The first limitation relates to the lack of knowledge and/or awareness of the corporate teams conducting risk assessments: these enterprises, in fact, run into practical obstacles such as lack of resources, insufficient knowledge-sharing, inadequate tools, or time pressure (echoing observations from the group on organizational factors). As such, it is essential for these teams to “train-the-trainer” and obtain management support.   

A second limit relates to the interpretation of “high risk”. Divergent conceptions of the notion have made it difficult for controllers or services to implement legal requirements in their practices. The DSA lacks sufficient practical guidance, as it “does not add any meat to the body”. Consulting Data Protection Authorities could help clarify this definition, as well as combine the perspectives of researchers and regulators. In the end, the definition of high risk could be established in centralized resources such as guidelines. 

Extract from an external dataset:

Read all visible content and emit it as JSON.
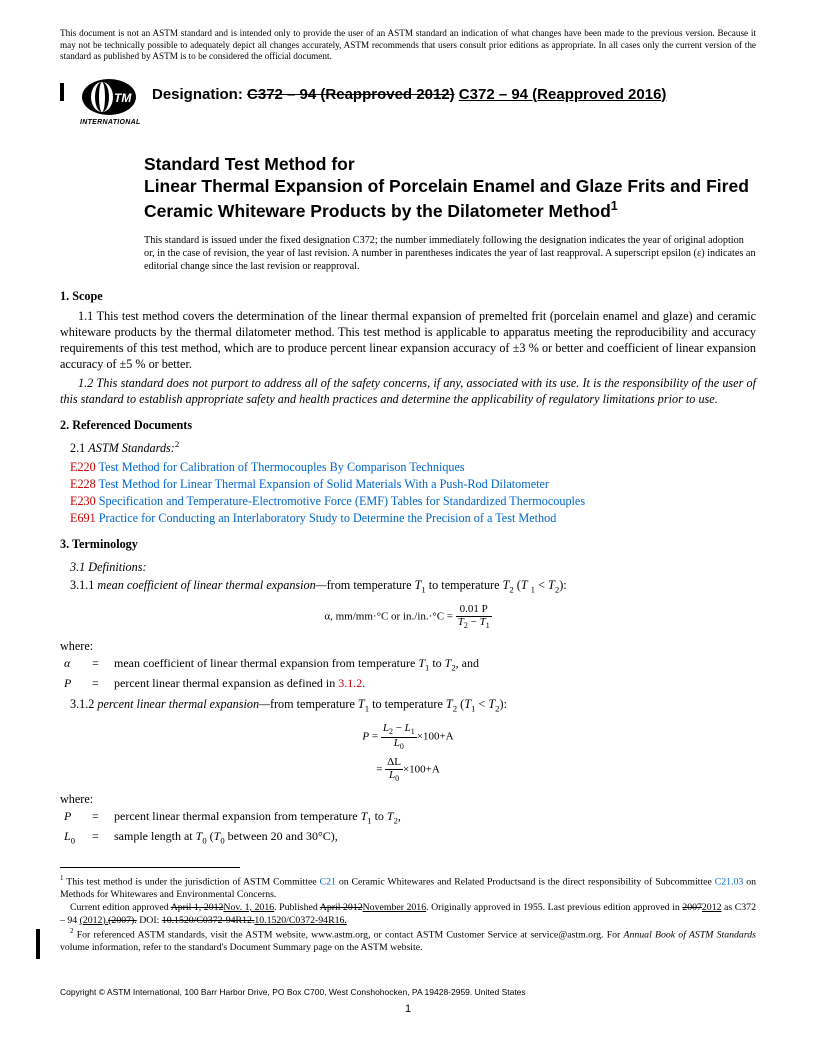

Behind these two limits, a bigger challenge relates to demonstrating compliance, as organizational blind spots and information asymmetry complicate risk assessment processes. 

Conclusion 

Participants’ conclusions revealed the need for clearer guidance from public bodies and a stronger enforcement of existing risk assessment mechanisms. DPIAs enforcement remains largely underdeveloped and lacks oversight. Conversations confirmed that risk assessments obligations can’t be developed in isolation, especially when one’s results are necessary to the other’s evaluation. 

The Chair warmly thanks all participants for their dedication, enthusiasm, and the excellent output produced during this workshop. Their contributions made this discussion intellectually engaging and valuable in practical terms, and we hope that these exchanges in the Music Room were only the start of a longer symphony!